Capa de “John & Paul: Uma história de amor em canções”
A parceria, a amizade e as trajetórias de Lennon e McCartney são revisitadas pelo jornalista e escritor britânico Ian Leslie em “John & Paul: Uma história de amor em canções”, eleito um dos melhores livros de 2025 por veículos como The Economist e Financial Times. O autor reconstrói a história da relação de admiração e rivalidade, interdependência artística e emocional, que se refletiu na musicalidade de ambos.
Cada capítulo tem o título de uma canção não somente dos Beatles, mas também da carreira solo dos dois e, em menor quantidade, de outros artistas que influenciaram a dupla. Da formação da banda em Liverpool, na Inglaterra, ao período pós-Beatles, Leslie usa a época da composição de cada faixa para ilustrar a relação entre Lennon e McCartney bem como o processo criativo das letras, dos arranjos e do conceito musical.
Da parceria entre os dois líderes criativos dos Beatles nasceram 159 das 184 músicas gravadas pela banda. “Não tenho a menor dúvida de que os maiores talentos daquela era eram Paul e John. George [Harrison], Ringo [Starr] e eu éramos talentos secundários”, disse o produtor George Martin .

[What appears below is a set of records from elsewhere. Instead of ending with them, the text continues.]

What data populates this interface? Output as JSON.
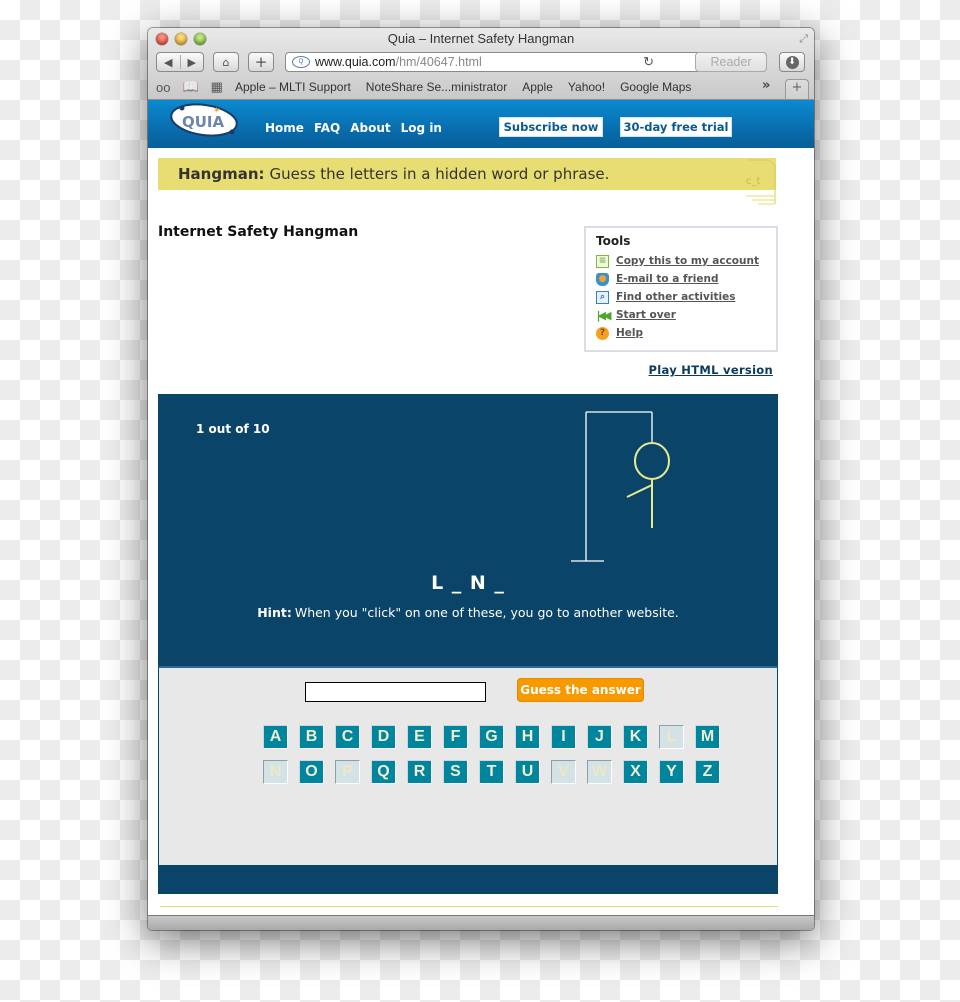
{
  "browser": {
    "window_title": "Quia – Internet Safety Hangman",
    "url_host": "www.quia.com",
    "url_path": "/hm/40647.html",
    "reader_label": "Reader",
    "bookmarks": [
      "Apple – MLTI Support",
      "NoteShare Se...ministrator",
      "Apple",
      "Yahoo!",
      "Google Maps"
    ],
    "more_label": "»",
    "newtab_label": "+"
  },
  "site": {
    "logo_text": "QUIA",
    "nav": [
      "Home",
      "FAQ",
      "About",
      "Log in"
    ],
    "subscribe_label": "Subscribe now",
    "trial_label": "30-day free trial",
    "brand_color": "#0869a9"
  },
  "banner": {
    "label": "Hangman:",
    "text": "Guess the letters in a hidden word or phrase.",
    "icon_text": "c_t"
  },
  "page": {
    "title": "Internet Safety Hangman",
    "play_html_label": "Play HTML version"
  },
  "tools": {
    "title": "Tools",
    "items": [
      {
        "label": "Copy this to my account",
        "icon": "copy-icon"
      },
      {
        "label": "E-mail to a friend",
        "icon": "email-icon"
      },
      {
        "label": "Find other activities",
        "icon": "find-icon"
      },
      {
        "label": "Start over",
        "icon": "start-over-icon"
      },
      {
        "label": "Help",
        "icon": "help-icon"
      }
    ]
  },
  "game": {
    "counter": "1 out of 10",
    "wrong_guesses": 1,
    "max_wrong": 10,
    "word_display": "L _ N _",
    "hint_label": "Hint:",
    "hint_text": "When you \"click\" on one of these, you go to another website.",
    "guess_input_value": "",
    "guess_button_label": "Guess the answer",
    "letters_row1": [
      "A",
      "B",
      "C",
      "D",
      "E",
      "F",
      "G",
      "H",
      "I",
      "J",
      "K",
      "L",
      "M"
    ],
    "letters_row2": [
      "N",
      "O",
      "P",
      "Q",
      "R",
      "S",
      "T",
      "U",
      "V",
      "W",
      "X",
      "Y",
      "Z"
    ],
    "used_letters": [
      "L",
      "N",
      "P",
      "V",
      "W"
    ],
    "stage_color": "#0b4469",
    "key_color": "#00859e",
    "button_color": "#f79a00"
  }
}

Leslie procura ir além da narrativa dominante que opõe Lennon (o gênio atormentado) a McCartney (o artesão careta). Com novas evidências (gravações de estúdio, demos e o documentário “Get Back”, de 2021), o autor revela uma parceria mais colaborativa e mostra como cada canção funciona como um registro da relação entre os dois.
De acordo com Leslie, Lennon e McCartney funcionavam como polos complementares. Sensível, introspectivo e frequentemente autodestrutivo, Lennon encontrava em McCartney um contraponto mais racional. O autor argumenta que essa complementaridade não foi apenas essencial para os Beatles acontecerem, mas também para cada um alcançar o melhor de si.
Segundo Leslie, Lennon se valia de McCartney para acalmar a própria mente, e um membro da equipe da banda é testemunha disso: “John precisa dos outros para tirá-lo de sua negatividade. Paul é quem melhor faz isso”, relata. Já a esposa de outro membro declarou que “Paul e John sempre dão um jeito de se isolar dos outros. Quando estão ‘sintonizados’, [o guitarrista] George e [o baterista] Ringo meio que se afastam”, diz a fonte.
A canção “She Loves You”, cujo “yeah, yeah, yeah” (do refrão) inspirou o termo “iê-iê-iê” para o rock brasileiro nos anos 1960, soa como uma conversa entre amigos. Nela o eu lírico tenta convencer um rapaz orgulhoso a valorizar o amor que tem. Essa situação reapareceria anos depois quando McCartney atuou como conselheiro de Lennon e Yoko Ono durante uma crise no casamento. O episódio reforça a ideia de que Ono não foi a responsável pelo fim dos Beatles.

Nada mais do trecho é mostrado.